In particolare, il report “Collabora o muori” basato sul lavoro dei nostri ricercatori e frutto di un’accurata analisi di atti giudiziari, mostra che i tribunali di Singapore continuano ad applicare l’obbligatorietà della pena di morte nei casi di traffico di droga anche se le riforme suggerirebbero maggiore moderazione.
“Singapore ama descriversi come un modello di progresso e prosperità ma il suo uso della pena di morte mostra un flagrante disprezzo per la vita umana. Le autorità fanno affidamento su leggi spietate che, nella maggior parte dei casi, colpiscono coloro che si trovano ai livelli più bassi della catena criminale, spesso provenienti da ambienti svantaggiati“, ha dichiarato in una nota ufficiale Chiara Sangiorgio, consulente di Amnesty International sulla pena di morte.
Le autorità singaporeane continuano a giustificare il mantenimento della pena di morte giudicandola uno strumento efficace per combattere la criminalità. Nel 2016, di fronte alle Nazioni Unite, il ministro degli Affari esteri Vivian Balakrishnan ha dichiarato: “Riteniamo che la pena di morte per i reati di droga e di omicidio siano stati fondamentali per tenere Singapore un paese libero dalla droga e renderlo sicuro”.
Con le riforme del 2013 gli imputati di reati di droga dovrebbero poter evitare l’obbligatorietà della condanna a morte fornendo sufficiente cooperazione alle autorità inquirenti durante gli interrogatori o il processo.
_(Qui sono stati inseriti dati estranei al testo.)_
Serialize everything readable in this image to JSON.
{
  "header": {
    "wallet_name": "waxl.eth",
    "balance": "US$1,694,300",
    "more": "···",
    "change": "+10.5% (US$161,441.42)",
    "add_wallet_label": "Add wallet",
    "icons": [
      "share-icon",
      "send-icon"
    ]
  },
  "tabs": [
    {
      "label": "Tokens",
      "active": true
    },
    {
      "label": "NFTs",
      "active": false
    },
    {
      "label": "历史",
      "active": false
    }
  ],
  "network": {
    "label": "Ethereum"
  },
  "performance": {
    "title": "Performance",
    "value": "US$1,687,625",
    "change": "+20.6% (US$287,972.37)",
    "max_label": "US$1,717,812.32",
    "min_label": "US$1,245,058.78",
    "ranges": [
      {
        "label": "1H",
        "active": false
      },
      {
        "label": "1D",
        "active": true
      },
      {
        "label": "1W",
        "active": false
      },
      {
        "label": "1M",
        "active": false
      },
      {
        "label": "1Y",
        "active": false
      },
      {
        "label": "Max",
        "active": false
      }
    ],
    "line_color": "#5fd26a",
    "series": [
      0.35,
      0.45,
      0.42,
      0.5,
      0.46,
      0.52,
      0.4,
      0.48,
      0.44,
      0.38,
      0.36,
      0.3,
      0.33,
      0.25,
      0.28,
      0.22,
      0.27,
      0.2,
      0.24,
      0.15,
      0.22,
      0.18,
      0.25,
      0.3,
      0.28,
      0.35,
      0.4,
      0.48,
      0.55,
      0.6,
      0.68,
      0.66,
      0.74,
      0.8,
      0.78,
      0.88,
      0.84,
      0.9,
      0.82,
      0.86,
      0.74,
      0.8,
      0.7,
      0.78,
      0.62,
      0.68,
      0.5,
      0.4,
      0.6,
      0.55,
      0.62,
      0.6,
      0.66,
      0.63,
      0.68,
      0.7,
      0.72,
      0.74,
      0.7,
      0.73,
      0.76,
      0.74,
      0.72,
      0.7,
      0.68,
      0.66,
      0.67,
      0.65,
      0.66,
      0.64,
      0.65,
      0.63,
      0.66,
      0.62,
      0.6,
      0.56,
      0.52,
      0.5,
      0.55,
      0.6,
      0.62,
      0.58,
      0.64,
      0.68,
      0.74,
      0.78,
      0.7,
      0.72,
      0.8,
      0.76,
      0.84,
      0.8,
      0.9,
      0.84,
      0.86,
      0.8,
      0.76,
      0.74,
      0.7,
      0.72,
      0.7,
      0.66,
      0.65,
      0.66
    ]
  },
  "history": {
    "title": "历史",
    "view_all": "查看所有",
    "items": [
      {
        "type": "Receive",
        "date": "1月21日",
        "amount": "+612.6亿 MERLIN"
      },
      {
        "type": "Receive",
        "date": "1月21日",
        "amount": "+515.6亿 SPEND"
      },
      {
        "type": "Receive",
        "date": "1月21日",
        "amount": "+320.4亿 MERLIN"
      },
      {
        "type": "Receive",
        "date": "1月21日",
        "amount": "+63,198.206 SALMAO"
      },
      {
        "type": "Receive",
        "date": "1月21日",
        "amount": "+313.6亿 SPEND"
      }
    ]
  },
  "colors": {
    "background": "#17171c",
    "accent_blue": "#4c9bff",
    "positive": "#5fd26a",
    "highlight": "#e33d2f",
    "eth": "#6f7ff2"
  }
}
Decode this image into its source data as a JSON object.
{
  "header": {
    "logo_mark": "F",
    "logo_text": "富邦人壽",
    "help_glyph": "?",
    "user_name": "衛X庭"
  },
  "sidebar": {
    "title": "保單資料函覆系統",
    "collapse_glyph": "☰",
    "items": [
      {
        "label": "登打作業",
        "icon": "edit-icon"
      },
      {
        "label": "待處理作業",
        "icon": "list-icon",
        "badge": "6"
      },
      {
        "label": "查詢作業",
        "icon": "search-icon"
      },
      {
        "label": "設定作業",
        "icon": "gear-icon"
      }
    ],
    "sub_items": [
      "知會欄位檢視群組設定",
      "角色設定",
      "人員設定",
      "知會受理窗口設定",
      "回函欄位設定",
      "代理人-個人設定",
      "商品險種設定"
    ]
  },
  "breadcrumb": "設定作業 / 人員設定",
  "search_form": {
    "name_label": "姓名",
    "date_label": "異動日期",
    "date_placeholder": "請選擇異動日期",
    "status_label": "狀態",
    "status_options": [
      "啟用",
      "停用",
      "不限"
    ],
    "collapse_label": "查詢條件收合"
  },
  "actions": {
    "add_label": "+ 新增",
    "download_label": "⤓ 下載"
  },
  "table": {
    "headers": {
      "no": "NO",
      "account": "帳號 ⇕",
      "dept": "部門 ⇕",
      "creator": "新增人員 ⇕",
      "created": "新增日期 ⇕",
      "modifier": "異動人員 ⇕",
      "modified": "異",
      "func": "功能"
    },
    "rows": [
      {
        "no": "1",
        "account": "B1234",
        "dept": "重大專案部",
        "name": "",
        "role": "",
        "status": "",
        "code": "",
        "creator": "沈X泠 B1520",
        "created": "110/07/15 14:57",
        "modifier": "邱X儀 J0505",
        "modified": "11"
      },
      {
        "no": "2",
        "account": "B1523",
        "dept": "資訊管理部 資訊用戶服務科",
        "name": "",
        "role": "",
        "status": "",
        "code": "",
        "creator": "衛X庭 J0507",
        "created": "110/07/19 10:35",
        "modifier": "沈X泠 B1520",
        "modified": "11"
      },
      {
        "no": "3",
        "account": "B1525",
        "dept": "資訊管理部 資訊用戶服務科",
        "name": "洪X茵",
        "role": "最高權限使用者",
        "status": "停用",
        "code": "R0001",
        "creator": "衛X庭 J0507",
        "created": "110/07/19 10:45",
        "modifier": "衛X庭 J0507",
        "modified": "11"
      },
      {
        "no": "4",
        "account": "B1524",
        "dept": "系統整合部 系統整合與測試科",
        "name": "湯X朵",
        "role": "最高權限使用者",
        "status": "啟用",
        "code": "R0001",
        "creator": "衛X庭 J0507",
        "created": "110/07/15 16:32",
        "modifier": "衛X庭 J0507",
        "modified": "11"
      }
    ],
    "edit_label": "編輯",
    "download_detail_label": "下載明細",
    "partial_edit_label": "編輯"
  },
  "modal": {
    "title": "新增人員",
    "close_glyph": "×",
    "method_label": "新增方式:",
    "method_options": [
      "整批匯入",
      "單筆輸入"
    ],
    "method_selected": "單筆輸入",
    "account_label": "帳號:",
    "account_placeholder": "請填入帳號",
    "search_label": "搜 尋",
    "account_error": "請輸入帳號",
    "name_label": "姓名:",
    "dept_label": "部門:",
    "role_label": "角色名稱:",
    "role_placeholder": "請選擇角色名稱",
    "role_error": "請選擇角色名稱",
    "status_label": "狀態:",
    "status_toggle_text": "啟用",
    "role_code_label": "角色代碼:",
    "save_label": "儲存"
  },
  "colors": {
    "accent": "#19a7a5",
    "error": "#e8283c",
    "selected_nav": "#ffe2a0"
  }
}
Tuttavia, la decisione sulla sufficienza della cooperazione resta nelle mani dei magistrati e non in quelle dei giudici e la valutazione viene fatta a porte chiuse mediante procedure del tutto prive di trasparenza.
Nella maggior parte dei casi, le persone messe a morte negli ultimi quattro anni per reati di droga era in possesso di quantità relativamente esigue di droga e molte avevano sostenuto di essere entrate nello spaccio di stupefacenti per estinguere debiti o a causa della disoccupazione.
“L’obbligatorietà della condanna a morte deve terminare immediatamente. Anche se negli ultimi anni le condanne a morte sono diminuite, il fatto che vengano tuttora emesse è motivo di grande preoccupazione“, ha sottolineato Sangiorgio.
Come confermato da molteplici studi, anche delle Nazioni Unite, non vi è alcuna prova che la pena di morte abbia un effetto deterrente superiore rispetto ad altre sanzioni, come ad esempio l’ergastolo.
“Singapore si sbaglia se pensa che la pena di morte sia uno strumento efficace per ridurre i livelli di criminalità. La realtà è che la pena capitale è la massima punizione crudele, inumana e degradante e non ci rende più sicuri: lo ha riconosciuto gran parte dei paesi del mondo“, ha commentato Sangiorgio.
“Singapore dovrebbe immediatamente sospendere l’applicazione della pena di morte in vista dell’abolizione finale. Nel breve periodo, dovrebbe rendere coerente il suo sistema giudiziario col diritto internazionale e assicurare che i condannati a morte beneficino di tutte le protezioni di legge garantite dalle norme e dagli standard internazionali”, ha aggiunto Sangiorgio.
Pena di morte a Singapore: il contrasto degli abolizionisti
Rispetto agli anni Novanta, quando la città-stato era tra i paesi col più alto numero di esecuzioni pro-capite e metteva a morte decine di persone all’anno, Singapore ha fatto importanti passi avanti.
Negli ultimi tre anni sono state eseguite 10 condanne a morte (quattro delle quali nel 2016) e ne sono state emesse 17, tutte per reati di droga.
I reati di droga non rientrano nella categoria dei “reati più gravi” ai quali secondo il diritto internazionale dev’essere limitata l’applicazione della pena di morte.
Dopo l’introduzione delle riforme del 2013 le autorità di Singapore hanno reagito sempre più duramente nei confronti degli attivisti abolizionisti, compresi gli avvocati. Una legge entrata in vigore nel 2016 ha inasprito le già severe limitazioni alla possibilità di criticare le sentenze dei tribunali.
Nell’agosto 2017, ad esempio, l’Alta corte ha emanato una multa equivalente a oltre 4000 euro nei confronti dell’avvocato di un condannato a morte che aveva criticato su Facebook il sistema giudiziario nell’imminenza dell’impiccagione del suo cliente.
“Le autorità singaporeane non hanno mai dedicato grande attenzione al diritto alla libertà d’espressione e ora stanno cercando sempre di più di azzerare il dibattito sulla pena di morte. Le continue vessazioni nei confronti di chi sostiene il diritto alla vita devono cessare immediatamente“, ha concluso Sangiorgio.